He pleaded with the email recipients to help, asking to transfer the money into their bank accounts. In return, he promised a reward of several hundred thousand dollars. Of course, he needed their bank account information to do that.
Today that scam is so well-known that it’s considered something of a joke. But the scam has been updated as the “rich grandma scam.” And police across the U.S. say it’s claiming victims.
It works like this:
Someone posing as an elderly woman sends a message through Facebook Messenger. She claims to be an elderly grandmother who wants to give her wealth away. In one version of the scam, she offers a complete stranger $1.5 million and the deed to a new house.
The catch
But here comes the catch. In order to make the gift, the “rich grandma” must receive $15,000 upfront to pay the taxes. Oh yes, the payment must be made with gift cards.
Some people are actually doing it. In Georgia, the Athens Banner-Herald reported that a woman from Braselton, Ga., was victimized. She told police that she talked with two men, who claimed to be the grandmother’s son and his lawyer, who told her the elderly woman had won $343 million in the Powerball lottery.
The victim said that the way the two men explained it, it seemed believable, even though it was a major scam red flag – “If it seems too good to be true, it probably is.”
Michael Cohen, vice president of Global Operations at MyChargeBack, has dealt with many similar scams.
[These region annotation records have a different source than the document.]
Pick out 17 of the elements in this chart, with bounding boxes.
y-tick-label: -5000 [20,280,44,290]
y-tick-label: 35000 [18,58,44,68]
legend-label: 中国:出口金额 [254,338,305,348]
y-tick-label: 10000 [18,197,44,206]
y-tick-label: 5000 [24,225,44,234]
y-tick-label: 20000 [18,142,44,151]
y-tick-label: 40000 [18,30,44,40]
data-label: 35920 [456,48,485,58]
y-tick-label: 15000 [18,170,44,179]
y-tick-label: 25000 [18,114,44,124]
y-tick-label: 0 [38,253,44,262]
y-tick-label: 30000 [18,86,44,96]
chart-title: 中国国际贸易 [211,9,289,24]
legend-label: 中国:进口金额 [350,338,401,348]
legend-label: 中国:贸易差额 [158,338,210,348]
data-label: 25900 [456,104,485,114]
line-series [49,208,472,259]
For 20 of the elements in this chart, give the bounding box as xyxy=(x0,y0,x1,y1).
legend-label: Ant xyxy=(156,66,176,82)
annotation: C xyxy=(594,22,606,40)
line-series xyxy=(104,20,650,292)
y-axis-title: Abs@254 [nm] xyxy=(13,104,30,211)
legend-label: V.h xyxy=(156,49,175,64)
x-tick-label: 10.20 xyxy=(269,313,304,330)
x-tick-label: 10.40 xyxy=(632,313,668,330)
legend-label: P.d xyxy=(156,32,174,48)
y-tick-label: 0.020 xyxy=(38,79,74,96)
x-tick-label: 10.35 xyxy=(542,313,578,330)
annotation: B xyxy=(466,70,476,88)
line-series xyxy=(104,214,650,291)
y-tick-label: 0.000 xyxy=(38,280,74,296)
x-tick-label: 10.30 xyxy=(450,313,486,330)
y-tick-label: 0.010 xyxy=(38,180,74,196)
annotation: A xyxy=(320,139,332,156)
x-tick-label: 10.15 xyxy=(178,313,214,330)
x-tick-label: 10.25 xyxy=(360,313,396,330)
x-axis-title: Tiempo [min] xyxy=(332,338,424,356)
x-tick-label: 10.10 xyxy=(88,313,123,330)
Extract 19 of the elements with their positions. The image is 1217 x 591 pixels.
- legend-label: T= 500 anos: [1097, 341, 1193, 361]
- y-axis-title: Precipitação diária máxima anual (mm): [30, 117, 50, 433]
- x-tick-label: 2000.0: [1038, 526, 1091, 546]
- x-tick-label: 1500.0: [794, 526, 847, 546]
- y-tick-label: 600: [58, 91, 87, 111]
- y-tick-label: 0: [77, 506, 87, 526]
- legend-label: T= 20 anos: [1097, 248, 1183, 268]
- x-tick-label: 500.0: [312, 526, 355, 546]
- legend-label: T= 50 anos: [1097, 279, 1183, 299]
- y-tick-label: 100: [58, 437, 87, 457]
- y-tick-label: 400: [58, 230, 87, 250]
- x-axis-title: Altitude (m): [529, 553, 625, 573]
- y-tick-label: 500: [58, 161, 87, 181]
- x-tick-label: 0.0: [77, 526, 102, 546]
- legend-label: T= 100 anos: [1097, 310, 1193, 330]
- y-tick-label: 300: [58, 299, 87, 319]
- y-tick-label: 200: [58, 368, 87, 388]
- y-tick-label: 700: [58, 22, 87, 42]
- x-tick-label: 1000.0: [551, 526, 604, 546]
He says scammers are skilled at talking their victims into abandoning any initial objections, overcoming their hesitations and then taking out their credit cards.
‘Manipulating victims’
“They know how to manipulate anyone into doing what they want them to do,” Cohen recently told ConsumerAffairs. “That’s why scam victims fall victim. Not because they’re especially naive or gullible or foolish, but because they were mesmerized into it against their will and better judgment."
The biggest hurdle for scammers is to persuade their victims they need to pay using gift cards, when any reasonable person would wonder why Grandma won’t take a check. But the scammers always seem to have a good explanation and – when they stress the urgency to act immediately, which is another red flag – victims often act against their better judgment.